Какие же карты выпали теперь ее мужу Александру — королю трефовой масти? Справа (дому и телу) — легли девятка пик острием вниз, бубновый туз и король пик. Это означало печаль, отсутствие покоя в доме, может быть, даже удар. Под загадочным термином «удар» гадалки разумеют сильное потрясение, внезапное горе. Внизу (взору и слуху) расположились бубновая восьмерка и семерка пик — разговоры и надежды, которые опять-таки могут привести к досаде и огорчению. Слева (глубоко в сердце) оказались валет и десятка пик — печальные и пустые хлопоты, тяжелые переживания. Сверху — ближайшие и главнейшие события — бубновый валет, туз червей острием вверх и туз пик острием вниз. Это сочетание испугало Клару. Она быстро перевернула три карты, лежащие «на сердце», — десятка червей, трефовая восьмерка и восьмерка пик.
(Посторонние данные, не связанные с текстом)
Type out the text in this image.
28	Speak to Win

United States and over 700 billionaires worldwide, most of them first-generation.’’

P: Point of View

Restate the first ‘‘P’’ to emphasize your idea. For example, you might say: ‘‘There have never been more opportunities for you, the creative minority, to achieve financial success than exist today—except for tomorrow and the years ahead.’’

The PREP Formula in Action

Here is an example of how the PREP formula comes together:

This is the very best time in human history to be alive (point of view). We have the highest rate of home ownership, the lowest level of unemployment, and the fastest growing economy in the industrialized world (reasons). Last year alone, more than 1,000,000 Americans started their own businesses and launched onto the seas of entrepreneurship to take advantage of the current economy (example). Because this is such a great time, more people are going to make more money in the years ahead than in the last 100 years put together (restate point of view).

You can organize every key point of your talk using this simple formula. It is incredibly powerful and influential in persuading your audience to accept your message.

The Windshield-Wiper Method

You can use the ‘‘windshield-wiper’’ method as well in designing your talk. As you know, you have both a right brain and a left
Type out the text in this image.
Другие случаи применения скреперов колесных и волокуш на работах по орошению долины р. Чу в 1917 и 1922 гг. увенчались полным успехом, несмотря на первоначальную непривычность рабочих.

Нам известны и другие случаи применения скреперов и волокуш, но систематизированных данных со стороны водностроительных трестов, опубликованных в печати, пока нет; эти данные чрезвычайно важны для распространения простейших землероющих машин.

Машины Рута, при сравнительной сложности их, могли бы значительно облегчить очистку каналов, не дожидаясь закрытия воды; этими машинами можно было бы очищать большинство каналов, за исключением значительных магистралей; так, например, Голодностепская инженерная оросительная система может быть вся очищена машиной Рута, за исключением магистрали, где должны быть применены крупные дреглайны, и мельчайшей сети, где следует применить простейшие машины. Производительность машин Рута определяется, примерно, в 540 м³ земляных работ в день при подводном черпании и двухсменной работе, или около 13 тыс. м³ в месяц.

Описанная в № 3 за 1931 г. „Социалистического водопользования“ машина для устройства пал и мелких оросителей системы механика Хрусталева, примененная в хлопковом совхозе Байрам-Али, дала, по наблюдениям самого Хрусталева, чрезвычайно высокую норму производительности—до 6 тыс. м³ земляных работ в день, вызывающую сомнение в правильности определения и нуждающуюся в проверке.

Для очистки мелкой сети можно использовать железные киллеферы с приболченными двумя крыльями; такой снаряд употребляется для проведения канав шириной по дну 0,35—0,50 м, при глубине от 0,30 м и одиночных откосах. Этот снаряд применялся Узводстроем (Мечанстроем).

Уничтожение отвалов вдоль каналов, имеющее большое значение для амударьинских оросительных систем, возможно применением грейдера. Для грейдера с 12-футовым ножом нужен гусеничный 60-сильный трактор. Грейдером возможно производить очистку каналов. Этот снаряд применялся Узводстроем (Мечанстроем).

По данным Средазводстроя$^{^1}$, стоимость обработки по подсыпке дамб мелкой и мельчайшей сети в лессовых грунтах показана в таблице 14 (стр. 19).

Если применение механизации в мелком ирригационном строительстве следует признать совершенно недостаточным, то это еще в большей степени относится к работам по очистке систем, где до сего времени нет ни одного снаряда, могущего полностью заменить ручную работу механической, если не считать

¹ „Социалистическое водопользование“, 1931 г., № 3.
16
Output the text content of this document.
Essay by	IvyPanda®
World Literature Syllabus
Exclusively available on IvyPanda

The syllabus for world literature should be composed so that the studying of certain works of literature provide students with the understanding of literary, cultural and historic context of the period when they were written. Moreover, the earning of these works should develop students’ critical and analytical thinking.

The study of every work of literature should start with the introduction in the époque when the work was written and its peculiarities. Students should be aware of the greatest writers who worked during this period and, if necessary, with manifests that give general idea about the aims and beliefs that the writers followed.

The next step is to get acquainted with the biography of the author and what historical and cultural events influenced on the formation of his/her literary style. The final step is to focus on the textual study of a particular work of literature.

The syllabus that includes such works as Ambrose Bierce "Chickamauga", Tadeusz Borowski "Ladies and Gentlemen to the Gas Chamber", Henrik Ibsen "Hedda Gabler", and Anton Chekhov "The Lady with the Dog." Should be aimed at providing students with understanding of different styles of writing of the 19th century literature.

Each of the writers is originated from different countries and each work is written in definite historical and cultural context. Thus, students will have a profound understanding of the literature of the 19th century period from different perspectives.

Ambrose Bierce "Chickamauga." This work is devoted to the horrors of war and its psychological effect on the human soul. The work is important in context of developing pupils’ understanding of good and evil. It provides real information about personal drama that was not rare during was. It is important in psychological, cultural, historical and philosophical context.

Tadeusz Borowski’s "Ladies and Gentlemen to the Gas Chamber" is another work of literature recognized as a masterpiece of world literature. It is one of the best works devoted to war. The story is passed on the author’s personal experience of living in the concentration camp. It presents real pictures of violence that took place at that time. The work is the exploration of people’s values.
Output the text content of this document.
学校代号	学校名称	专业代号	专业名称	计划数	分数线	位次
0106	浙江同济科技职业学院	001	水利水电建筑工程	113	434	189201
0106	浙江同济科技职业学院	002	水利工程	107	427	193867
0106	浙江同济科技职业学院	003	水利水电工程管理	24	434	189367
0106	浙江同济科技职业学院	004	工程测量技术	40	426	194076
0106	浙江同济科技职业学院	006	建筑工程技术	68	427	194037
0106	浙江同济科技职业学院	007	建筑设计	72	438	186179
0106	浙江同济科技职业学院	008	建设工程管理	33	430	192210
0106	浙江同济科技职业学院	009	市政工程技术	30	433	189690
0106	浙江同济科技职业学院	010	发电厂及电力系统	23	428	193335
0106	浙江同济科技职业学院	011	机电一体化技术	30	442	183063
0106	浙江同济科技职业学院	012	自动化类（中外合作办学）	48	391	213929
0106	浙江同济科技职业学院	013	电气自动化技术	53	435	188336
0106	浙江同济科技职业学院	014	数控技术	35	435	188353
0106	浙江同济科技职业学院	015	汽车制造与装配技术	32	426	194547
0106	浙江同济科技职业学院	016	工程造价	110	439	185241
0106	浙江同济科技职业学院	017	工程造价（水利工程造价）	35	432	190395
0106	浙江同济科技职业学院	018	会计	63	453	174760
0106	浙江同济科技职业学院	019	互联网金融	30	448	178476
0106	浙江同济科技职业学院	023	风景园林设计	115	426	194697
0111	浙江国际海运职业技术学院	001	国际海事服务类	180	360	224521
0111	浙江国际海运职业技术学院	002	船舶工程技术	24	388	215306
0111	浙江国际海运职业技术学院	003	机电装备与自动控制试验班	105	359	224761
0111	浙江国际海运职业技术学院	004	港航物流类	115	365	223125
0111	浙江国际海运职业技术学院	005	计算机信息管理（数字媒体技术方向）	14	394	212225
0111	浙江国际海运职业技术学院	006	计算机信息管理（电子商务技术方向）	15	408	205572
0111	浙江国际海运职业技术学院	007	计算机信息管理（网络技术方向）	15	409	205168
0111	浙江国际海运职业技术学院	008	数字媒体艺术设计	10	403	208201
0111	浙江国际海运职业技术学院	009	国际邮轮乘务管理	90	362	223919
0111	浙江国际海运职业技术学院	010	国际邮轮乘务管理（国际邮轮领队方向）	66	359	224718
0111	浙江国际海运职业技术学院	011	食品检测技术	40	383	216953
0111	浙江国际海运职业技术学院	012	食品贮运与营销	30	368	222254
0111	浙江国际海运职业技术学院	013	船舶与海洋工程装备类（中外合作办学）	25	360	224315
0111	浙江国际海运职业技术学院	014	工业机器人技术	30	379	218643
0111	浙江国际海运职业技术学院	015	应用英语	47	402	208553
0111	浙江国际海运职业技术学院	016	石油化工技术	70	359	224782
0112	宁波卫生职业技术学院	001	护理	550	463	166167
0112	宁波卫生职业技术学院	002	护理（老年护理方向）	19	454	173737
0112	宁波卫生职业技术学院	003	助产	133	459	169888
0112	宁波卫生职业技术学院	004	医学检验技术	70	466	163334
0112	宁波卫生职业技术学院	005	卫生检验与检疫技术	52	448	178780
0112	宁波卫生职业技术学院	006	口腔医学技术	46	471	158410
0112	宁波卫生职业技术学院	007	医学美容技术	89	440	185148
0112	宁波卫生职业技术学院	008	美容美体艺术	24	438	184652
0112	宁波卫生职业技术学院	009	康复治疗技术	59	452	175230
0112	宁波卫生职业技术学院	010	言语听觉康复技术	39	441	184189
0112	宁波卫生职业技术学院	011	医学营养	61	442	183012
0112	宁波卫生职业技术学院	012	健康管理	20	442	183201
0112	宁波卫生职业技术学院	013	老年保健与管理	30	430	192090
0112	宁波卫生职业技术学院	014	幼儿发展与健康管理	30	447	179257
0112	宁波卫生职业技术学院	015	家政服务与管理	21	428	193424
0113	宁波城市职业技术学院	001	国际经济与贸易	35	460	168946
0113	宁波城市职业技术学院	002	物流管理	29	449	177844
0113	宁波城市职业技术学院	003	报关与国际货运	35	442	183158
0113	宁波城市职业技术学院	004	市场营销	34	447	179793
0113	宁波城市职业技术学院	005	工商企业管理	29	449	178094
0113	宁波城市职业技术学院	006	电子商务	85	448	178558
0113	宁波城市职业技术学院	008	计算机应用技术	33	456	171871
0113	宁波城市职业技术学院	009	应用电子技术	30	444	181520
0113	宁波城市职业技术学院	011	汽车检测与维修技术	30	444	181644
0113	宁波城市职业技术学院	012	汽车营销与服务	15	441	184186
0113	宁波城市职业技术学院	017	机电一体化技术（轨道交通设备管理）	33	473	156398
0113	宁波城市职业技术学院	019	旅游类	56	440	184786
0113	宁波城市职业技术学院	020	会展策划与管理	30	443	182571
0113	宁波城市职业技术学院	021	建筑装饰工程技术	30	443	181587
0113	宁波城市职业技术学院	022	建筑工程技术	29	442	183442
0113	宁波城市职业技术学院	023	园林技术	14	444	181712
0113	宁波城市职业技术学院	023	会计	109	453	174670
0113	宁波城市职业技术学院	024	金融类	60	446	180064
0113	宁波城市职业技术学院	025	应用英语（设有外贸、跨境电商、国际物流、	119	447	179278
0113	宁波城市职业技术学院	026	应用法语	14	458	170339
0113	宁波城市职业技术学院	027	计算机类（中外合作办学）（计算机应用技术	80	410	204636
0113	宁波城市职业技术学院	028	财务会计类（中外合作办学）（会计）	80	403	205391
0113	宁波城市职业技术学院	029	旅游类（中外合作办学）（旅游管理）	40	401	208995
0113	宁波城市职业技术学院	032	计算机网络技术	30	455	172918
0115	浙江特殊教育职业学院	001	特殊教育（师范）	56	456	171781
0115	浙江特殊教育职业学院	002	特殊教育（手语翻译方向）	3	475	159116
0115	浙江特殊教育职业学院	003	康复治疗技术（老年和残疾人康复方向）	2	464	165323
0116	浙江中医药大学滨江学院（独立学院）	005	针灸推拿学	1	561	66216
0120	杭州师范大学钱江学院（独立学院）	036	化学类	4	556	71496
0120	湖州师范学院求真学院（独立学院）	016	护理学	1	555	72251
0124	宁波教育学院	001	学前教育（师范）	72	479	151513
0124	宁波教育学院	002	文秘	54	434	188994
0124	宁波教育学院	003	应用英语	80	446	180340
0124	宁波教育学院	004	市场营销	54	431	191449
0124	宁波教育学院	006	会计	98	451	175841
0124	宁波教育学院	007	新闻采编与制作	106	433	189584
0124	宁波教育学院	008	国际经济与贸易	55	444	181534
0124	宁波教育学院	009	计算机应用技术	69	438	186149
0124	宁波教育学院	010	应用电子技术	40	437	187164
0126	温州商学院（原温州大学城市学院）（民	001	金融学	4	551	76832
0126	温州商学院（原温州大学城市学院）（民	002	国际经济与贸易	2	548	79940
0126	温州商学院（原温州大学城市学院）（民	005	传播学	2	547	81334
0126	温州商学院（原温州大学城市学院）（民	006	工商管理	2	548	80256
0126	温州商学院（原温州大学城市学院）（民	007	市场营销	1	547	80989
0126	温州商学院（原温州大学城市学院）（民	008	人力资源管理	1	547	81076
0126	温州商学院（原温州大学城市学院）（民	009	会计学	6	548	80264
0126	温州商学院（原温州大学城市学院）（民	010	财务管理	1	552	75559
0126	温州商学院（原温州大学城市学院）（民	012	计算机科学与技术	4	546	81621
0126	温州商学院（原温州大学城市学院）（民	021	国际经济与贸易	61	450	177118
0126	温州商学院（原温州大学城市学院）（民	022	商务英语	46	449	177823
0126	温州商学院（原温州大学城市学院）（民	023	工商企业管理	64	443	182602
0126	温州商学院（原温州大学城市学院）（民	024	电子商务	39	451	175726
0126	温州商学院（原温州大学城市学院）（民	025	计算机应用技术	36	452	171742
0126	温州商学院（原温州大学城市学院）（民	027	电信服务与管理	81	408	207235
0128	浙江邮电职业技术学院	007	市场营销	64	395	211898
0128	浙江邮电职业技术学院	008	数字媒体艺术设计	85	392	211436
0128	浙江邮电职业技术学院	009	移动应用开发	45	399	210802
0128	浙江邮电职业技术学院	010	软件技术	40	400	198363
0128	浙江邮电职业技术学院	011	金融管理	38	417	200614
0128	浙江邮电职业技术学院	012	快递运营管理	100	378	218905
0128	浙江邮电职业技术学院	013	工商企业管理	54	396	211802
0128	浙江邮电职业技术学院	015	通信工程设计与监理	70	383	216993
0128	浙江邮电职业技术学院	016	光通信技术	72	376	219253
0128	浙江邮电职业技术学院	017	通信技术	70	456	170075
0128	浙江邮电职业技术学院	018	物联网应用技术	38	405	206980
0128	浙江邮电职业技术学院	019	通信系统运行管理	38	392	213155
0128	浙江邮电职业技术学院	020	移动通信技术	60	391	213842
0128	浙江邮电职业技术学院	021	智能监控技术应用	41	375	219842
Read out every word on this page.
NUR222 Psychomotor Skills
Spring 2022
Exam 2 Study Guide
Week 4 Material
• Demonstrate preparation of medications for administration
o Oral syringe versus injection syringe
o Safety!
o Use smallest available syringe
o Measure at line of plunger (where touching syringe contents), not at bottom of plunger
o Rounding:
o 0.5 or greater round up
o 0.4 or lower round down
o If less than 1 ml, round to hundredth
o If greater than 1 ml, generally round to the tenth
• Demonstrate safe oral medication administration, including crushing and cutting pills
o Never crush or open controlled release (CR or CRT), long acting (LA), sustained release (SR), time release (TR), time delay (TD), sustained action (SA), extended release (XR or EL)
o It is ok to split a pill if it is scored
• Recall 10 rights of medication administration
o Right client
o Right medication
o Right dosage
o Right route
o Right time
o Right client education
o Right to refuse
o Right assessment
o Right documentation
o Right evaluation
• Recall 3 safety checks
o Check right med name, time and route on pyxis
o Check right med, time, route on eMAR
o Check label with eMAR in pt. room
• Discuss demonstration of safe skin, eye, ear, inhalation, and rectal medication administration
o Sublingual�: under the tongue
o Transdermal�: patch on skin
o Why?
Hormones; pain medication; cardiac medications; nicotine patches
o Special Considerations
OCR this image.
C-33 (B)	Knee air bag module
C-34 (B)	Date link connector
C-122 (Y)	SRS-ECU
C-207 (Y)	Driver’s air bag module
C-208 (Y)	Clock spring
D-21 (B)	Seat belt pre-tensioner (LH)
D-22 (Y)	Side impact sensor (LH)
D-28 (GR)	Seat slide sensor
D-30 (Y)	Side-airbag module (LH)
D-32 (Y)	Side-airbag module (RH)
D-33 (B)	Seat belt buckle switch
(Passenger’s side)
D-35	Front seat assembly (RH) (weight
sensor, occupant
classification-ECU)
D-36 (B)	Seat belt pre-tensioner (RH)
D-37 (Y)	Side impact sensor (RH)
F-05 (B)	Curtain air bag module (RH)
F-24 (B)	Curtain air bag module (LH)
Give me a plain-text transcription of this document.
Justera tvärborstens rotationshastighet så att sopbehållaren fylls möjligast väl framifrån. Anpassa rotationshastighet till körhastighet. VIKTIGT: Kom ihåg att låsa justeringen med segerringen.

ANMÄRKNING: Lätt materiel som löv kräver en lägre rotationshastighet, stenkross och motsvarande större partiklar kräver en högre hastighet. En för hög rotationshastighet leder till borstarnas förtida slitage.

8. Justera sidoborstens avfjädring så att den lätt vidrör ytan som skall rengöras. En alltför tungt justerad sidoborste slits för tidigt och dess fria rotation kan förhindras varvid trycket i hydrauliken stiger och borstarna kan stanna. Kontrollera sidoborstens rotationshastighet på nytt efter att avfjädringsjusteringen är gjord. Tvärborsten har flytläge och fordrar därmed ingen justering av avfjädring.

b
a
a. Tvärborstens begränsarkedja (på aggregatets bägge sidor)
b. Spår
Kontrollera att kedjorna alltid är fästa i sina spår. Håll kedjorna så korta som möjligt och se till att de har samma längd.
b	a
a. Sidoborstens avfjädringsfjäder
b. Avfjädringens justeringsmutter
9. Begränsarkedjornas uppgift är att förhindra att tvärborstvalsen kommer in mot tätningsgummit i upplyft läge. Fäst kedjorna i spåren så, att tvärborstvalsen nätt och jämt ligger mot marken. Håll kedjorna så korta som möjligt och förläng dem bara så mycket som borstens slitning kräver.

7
Выходил любезный, приятный разговор в казенном доме, однако эта любезность ничего не могла изменить для короля ни в лучшую, ни в худшую сторону. Более всего гадалку насторожило соседство червового и пикового тузов — такое выпадает исключительно редко. Туз пик выпал острием вниз — удар, удар! И тут же червовый туз острием вверх — свадьба или колоссальный выигрыш. То есть рядом с Александром смерть и женитьба — прямо сейчас. Что это значит? Ни того ни другого Клара не могла допустить даже в мыслях. Что же с мужем происходит? Что там вообще происходит за тяжелыми шторами окон?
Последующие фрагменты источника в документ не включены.